Histoire de la pauvre veuve, l’interprétation fait peau neuve.

J’ai toujours interprété ce passage comme on me l’avait enseigné. Après de longues années et surtout après l’avoir moi-même étudié de près mon interprétation fait peau neuve. Commençons par l’essentiel :

  1. Ils m’ont dit : la pauvre veuve a obéi au Seigneur.                                                             Réponse : Faire fi du contexte ? Sous aucun prétexte

L’histoire de la veuve ne commence pas au verset 41 de Marc 12 ou à Luc 21 mais dans les versets plus haut.

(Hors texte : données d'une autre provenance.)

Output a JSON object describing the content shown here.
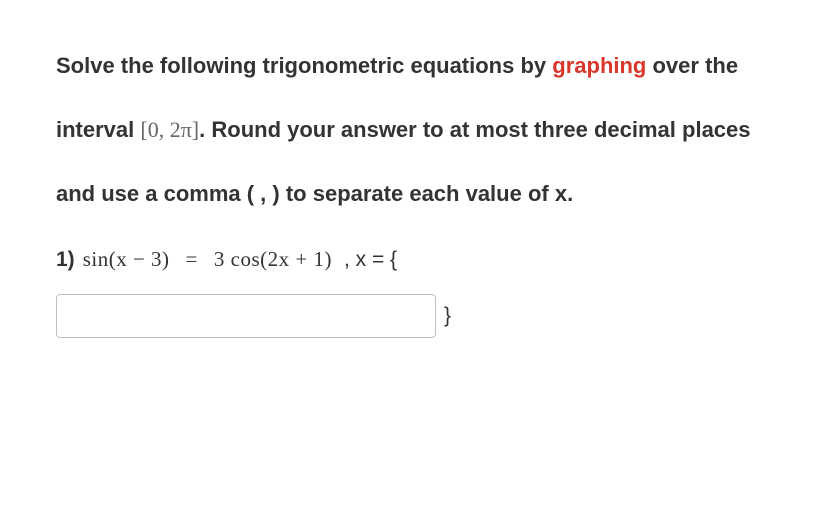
{
  "instructions": {
    "part1": "Solve the following trigonometric equations by ",
    "highlight": "graphing",
    "part2": " over the interval ",
    "interval": "[0, 2π]",
    "part3": ". Round your answer to at most three decimal places and use a comma ( , ) to separate each value of x."
  },
  "question": {
    "number": "1)",
    "equation_lhs": "sin(x − 3)",
    "equals": "=",
    "equation_rhs": "3 cos(2x + 1)",
    "suffix": ", x = {"
  },
  "answer": {
    "value": "",
    "placeholder": "",
    "close_brace": "}"
  }
}
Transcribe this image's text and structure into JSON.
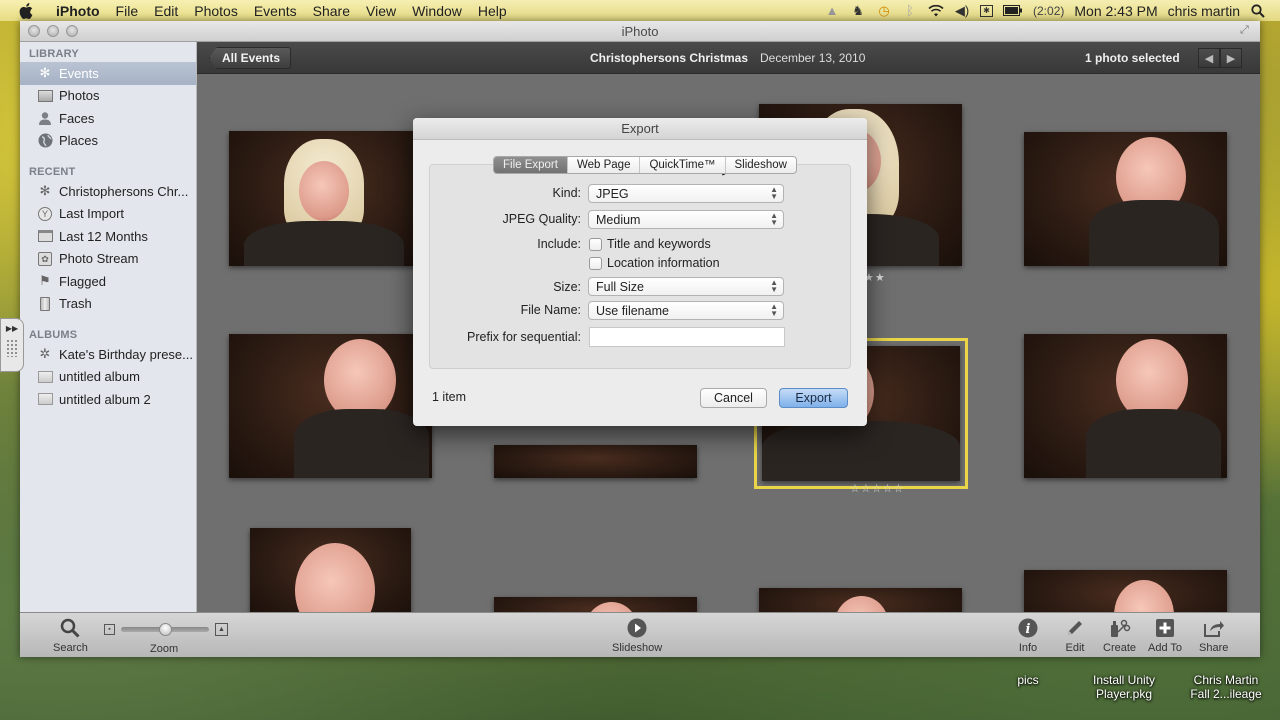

Le contexte structurel que Jésus souligne avant l’arrivée de la veuve n’est pas des plus lumineux. Bien au contraire. Avant que la veuve n’entre en scène, Jésus dresse un énième portrait peu flatteur des scribes à tendance pharisienne. Jésus a sans cesse rappelé l’hypocrisie de ces spécialistes des Ecritures. Dans ce passage, il lève encore une fois le voile sur la corruption du système qu’ils ont mis en place. Au lieu d’aider les veuves dans le besoin, les responsables religieux leur volent tout. Le mot choisi ici par les traducteurs est très violent : « dévorer ».  Avides de biens et de pouvoir, ils ne laissent absolument rien aux pauvres veuves. Ce verbe (dévorer) est employé pour souligner les intentions du diable dans 1 Pierre 5 : 8. ( le lion rugissant cherchant qui dévorer). Le Sauveur nous affirme dans Jean 10 :10  « Le voleur ne vient que pour dérober, égorger et détruire; moi, je suis venu afin que les brebis aient la vie, et qu’elles soient dans l’abondance.11Je suis le bon berger. Le bon berger donne sa vie pour ses brebis… » Nous constatons aujourd’hui que la tendance est souvent inversée : ce sont les brebis qui donnent leur vie pour ceux qui sont sensés être les bergers.  La société des scribes ressemblent à celle que Dieu critiquait déjà dans l’ancien testament. Voici une partie de ce qu’il reprochait aux juges dans Esaïe 10:2 ” Ils écartent ainsi la revendication des faibles, et privent de leurs droits les pauvres de mon peuple. Ils font des veuves leur proie et dépouillent les orphelins.”                                                                       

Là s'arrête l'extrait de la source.